Nobel Peace Laureate Desmond Tutu has called on South Africa's National Prosecuting Authority (NPA) not to drop charges against African National Congress president, Jacob Zuma. Tutu's comments are the latest in a growing war-of-words between him and the country's ruling party.

Archbishop Tutu's most recent comments come on the eve of an expected announcement from the NPA about whether it will proceed with the prosecution of Zuma on a range of charges including corruption and racketeering. Speaking at a book launch in Durban, Tutu said such decisions should not be political.

"For [Zuma's] sake I hope we are not going to have a political solution," said Desmond Tutu. "If he is, if he is innocent as he is claimed to be, for goodness sake let it be a court of law that says so."

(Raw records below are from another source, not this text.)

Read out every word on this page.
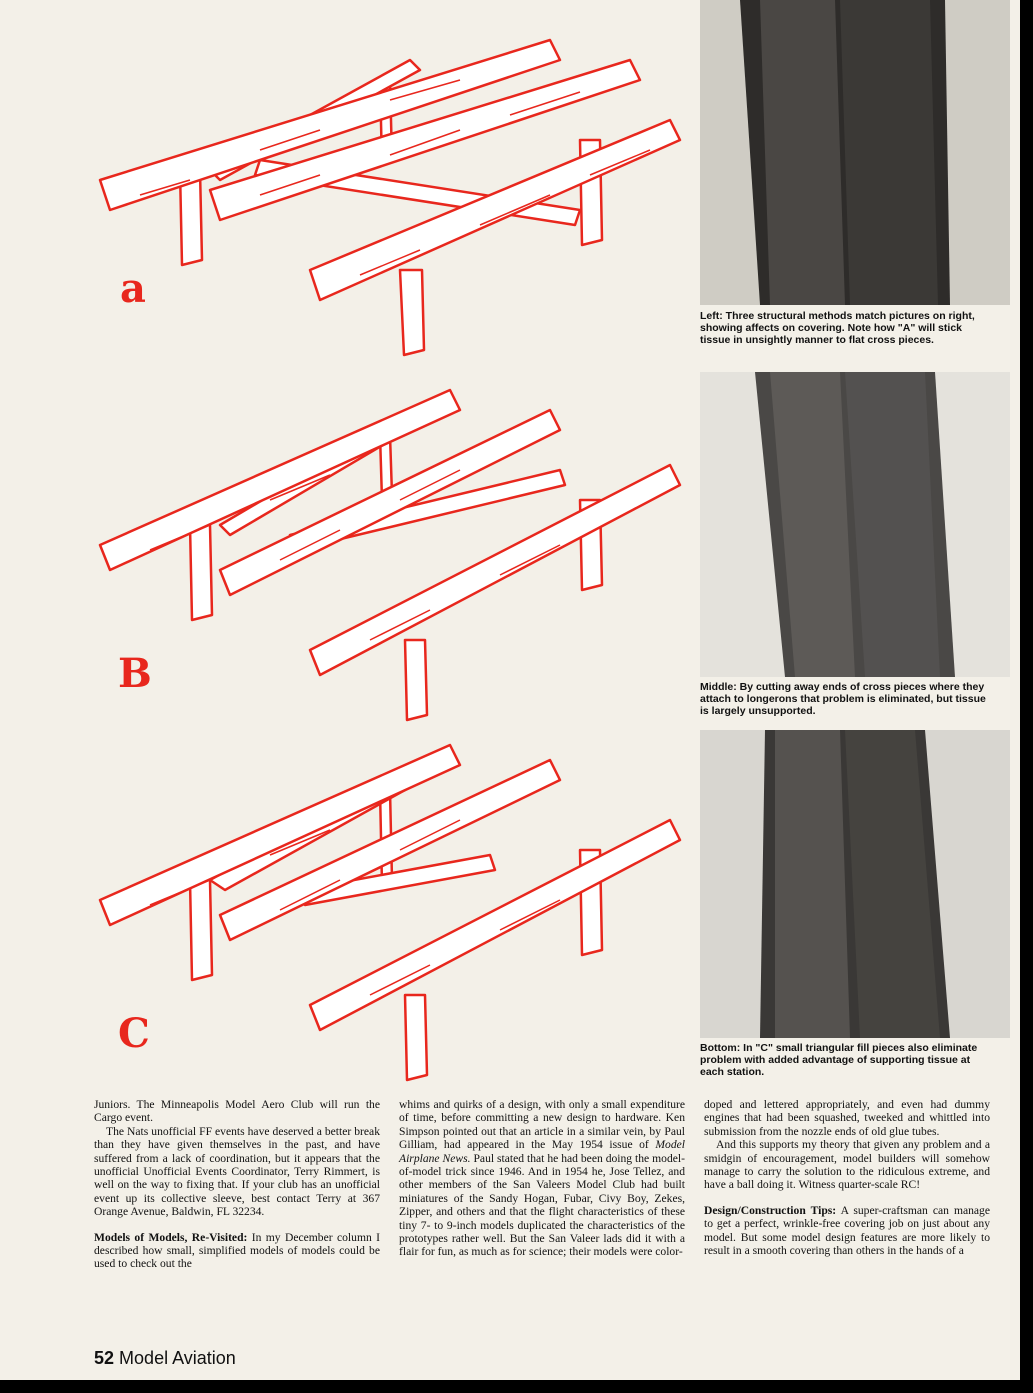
a
B
C
Left: Three structural methods match pictures on right, showing affects on covering. Note how "A" will stick tissue in unsightly manner to flat cross pieces.
Middle: By cutting away ends of cross pieces where they attach to longerons that problem is eliminated, but tissue is largely unsupported.
Bottom: In "C" small triangular fill pieces also eliminate problem with added advantage of supporting tissue at each station.

Juniors. The Minneapolis Model Aero Club will run the Cargo event.

The Nats unofficial FF events have deserved a better break than they have given themselves in the past, and have suffered from a lack of coordination, but it appears that the unofficial Unofficial Events Coordinator, Terry Rimmert, is well on the way to fixing that. If your club has an unofficial event up its collective sleeve, best contact Terry at 367 Orange Avenue, Baldwin, FL 32234.

Models of Models, Re-Visited: In my December column I described how small, simplified models of models could be used to check out the

whims and quirks of a design, with only a small expenditure of time, before committing a new design to hardware. Ken Simpson pointed out that an article in a similar vein, by Paul Gilliam, had appeared in the May 1954 issue of Model Airplane News. Paul stated that he had been doing the model-of-model trick since 1946. And in 1954 he, Jose Tellez, and other members of the San Valeers Model Club had built miniatures of the Sandy Hogan, Fubar, Civy Boy, Zekes, Zipper, and others and that the flight characteristics of these tiny 7- to 9-inch models duplicated the characteristics of the prototypes rather well. But the San Valeer lads did it with a flair for fun, as much as for science; their models were color-

doped and lettered appropriately, and even had dummy engines that had been squashed, tweeked and whittled into submission from the nozzle ends of old glue tubes.

And this supports my theory that given any problem and a smidgin of encouragement, model builders will somehow manage to carry the solution to the ridiculous extreme, and have a ball doing it. Witness quarter-scale RC!

Design/Construction Tips: A super-craftsman can manage to get a perfect, wrinkle-free covering job on just about any model. But some model design features are more likely to result in a smooth covering than others in the hands of a

52 Model Aviation
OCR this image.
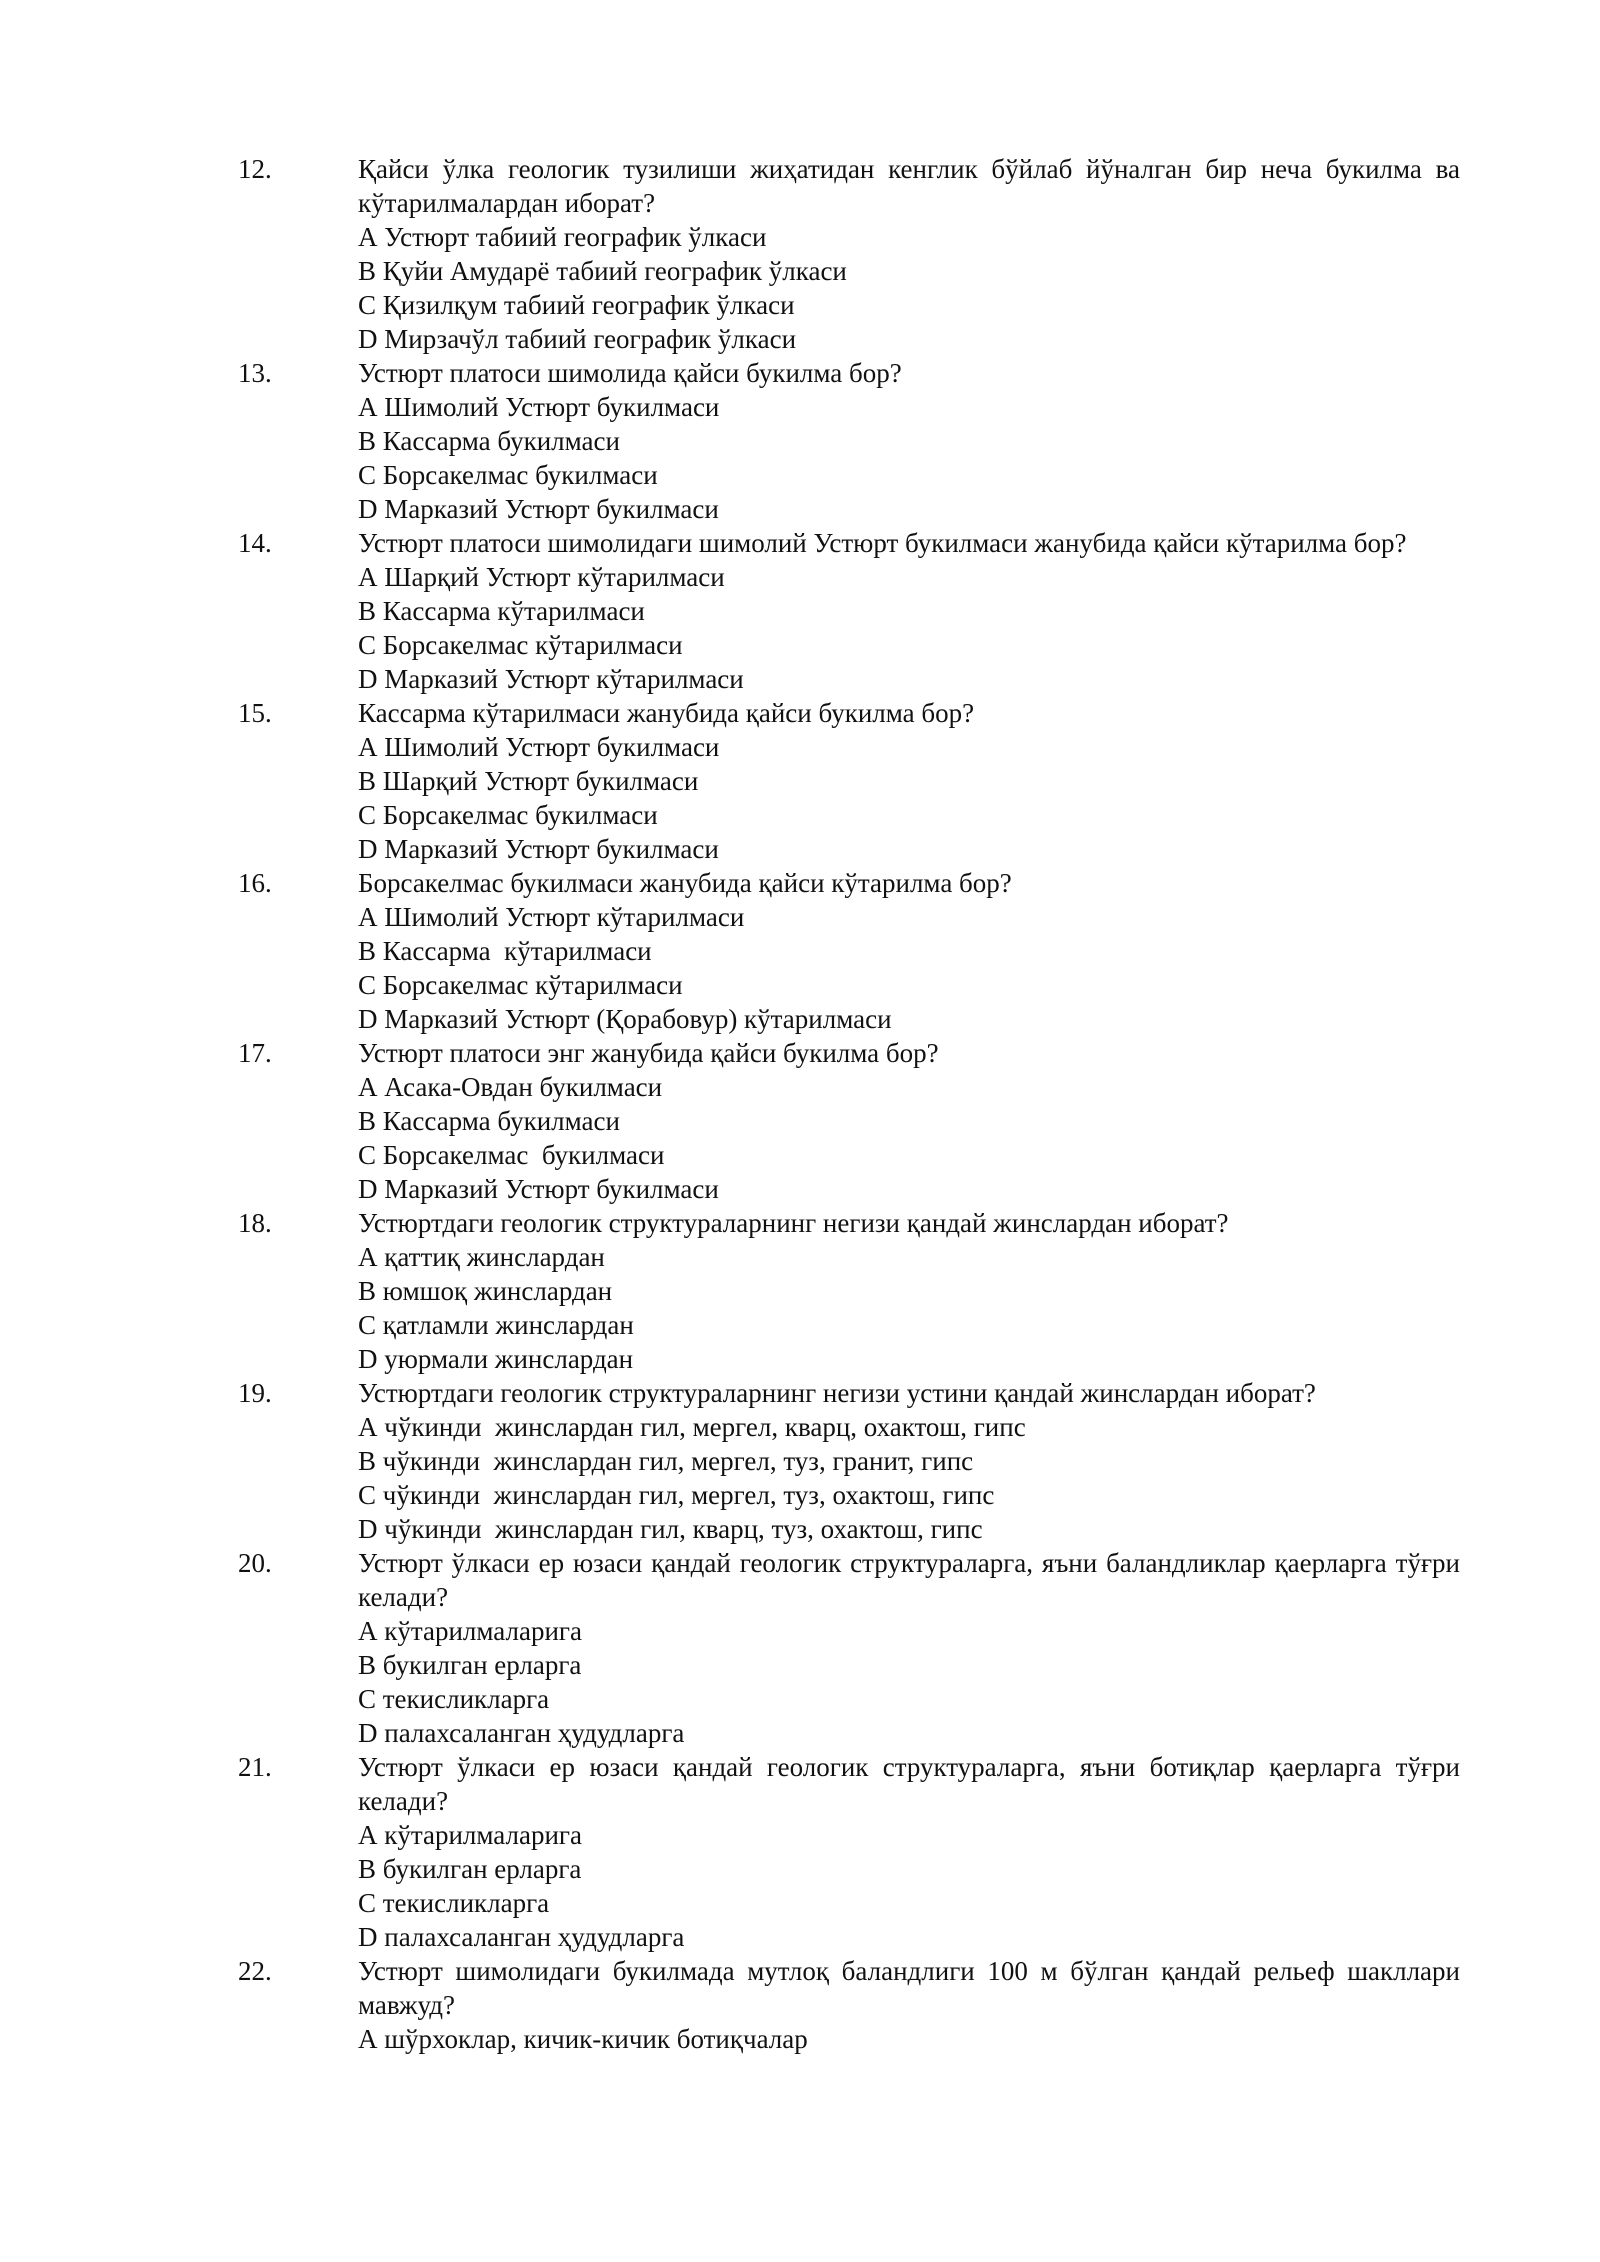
12.	Қайси ўлка геологик тузилиши жиҳатидан кенглик бўйлаб йўналган бир неча букилма ва кўтарилмалардан иборат?
А Устюрт табиий географик ўлкаси
В Қуйи Амударё табиий географик ўлкаси
С Қизилқум табиий географик ўлкаси
D Мирзачўл табиий географик ўлкаси
13.	Устюрт платоси шимолида қайси букилма бор?
А Шимолий Устюрт букилмаси
В Кассарма букилмаси
С Борсакелмас букилмаси
D Марказий Устюрт букилмаси
14.	Устюрт платоси шимолидаги шимолий Устюрт букилмаси жанубида қайси кўтарилма бор?
А Шарқий Устюрт кўтарилмаси
В Кассарма кўтарилмаси
С Борсакелмас кўтарилмаси
D Марказий Устюрт кўтарилмаси
15.	Кассарма кўтарилмаси жанубида қайси букилма бор?
А Шимолий Устюрт букилмаси
В Шарқий Устюрт букилмаси
С Борсакелмас букилмаси
D Марказий Устюрт букилмаси
16.	Борсакелмас букилмаси жанубида қайси кўтарилма бор?
А Шимолий Устюрт кўтарилмаси
В Кассарма  кўтарилмаси
С Борсакелмас кўтарилмаси
D Марказий Устюрт (Қорабовур) кўтарилмаси
17.	Устюрт платоси энг жанубида қайси букилма бор?
А Асака-Овдан букилмаси
В Кассарма букилмаси
С Борсакелмас  букилмаси
D Марказий Устюрт букилмаси
18.	Устюртдаги геологик структураларнинг негизи қандай жинслардан иборат?
А қаттиқ жинслардан
В юмшоқ жинслардан
С қатламли жинслардан
D уюрмали жинслардан
19.	Устюртдаги геологик структураларнинг негизи устини қандай жинслардан иборат?
А чўкинди  жинслардан гил, мергел, кварц, охактош, гипс
В чўкинди  жинслардан гил, мергел, туз, гранит, гипс
С чўкинди  жинслардан гил, мергел, туз, охактош, гипс
D чўкинди  жинслардан гил, кварц, туз, охактош, гипс
20.	Устюрт ўлкаси ер юзаси қандай геологик структураларга, яъни баландликлар қаерларга тўғри келади?
А кўтарилмаларига
В букилган ерларга
С текисликларга
D палахсаланган ҳудудларга
21.	Устюрт ўлкаси ер юзаси қандай геологик структураларга, яъни ботиқлар қаерларга тўғри келади?
А кўтарилмаларига
В букилган ерларга
С текисликларга
D палахсаланган ҳудудларга
22.	Устюрт шимолидаги букилмада мутлоқ баландлиги 100 м бўлган қандай рельеф шакллари мавжуд?
А шўрхоклар, кичик-кичик ботиқчалар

The NPA held marathon meetings this week to review their case against Zuma after his lawyers appealed for the charges to be dropped and there has been widespread speculation they would be.

There has been intense speculation in the local media that some of the evidence submitted to the NPA includes recordings of conversations between investigators in the case, and people close to former president Thabo Mbeki, which seem to imply a political motive for charging Zuma.

Some of the reports suggest the calls may have been recorded by agents of the National Intelligence Agency. If true, there is a possibility the monitoring of the conversations was illegal.

Even if the recordings were legally made, experts say it would be illegal for them to be in the possession of private individuals. It is also illegal for NPA investigators to discuss their cases with people not involved in the investigation or prosecution of their cases.

Earlier, in an interview with 3rd Degree, an investigative program on the local eNews Channel, Tutu expressed his anger and sadness at the government's refusal of a visa to the Dalai Lama. Tutu and South Africa's other two Nobel Peace Laureates had invited the Dalai Lama to a conference that would have promoted soccer as a means of fostering peace and combating xenophobia.

The conference was canceled when the laureates and representatives of the Nobel Peace Committee withdrew in protest of the visa denial. Tutu told 3rd Degree, the ANC government has disgraced South Africa and was abandoning the moral high ground it won during the struggle against apartheid.

"You have disgraced us horribly," he said. "I am ashamed at the present to have to answer people who ask, "what has happened"? What are we doing to this incredible place that was so fantastic. I mean during the struggle we were fantastic. I am actually very close to tears."

The ANC and its allies have rejected Tutu's criticisms, saying they are disturbing and despicable.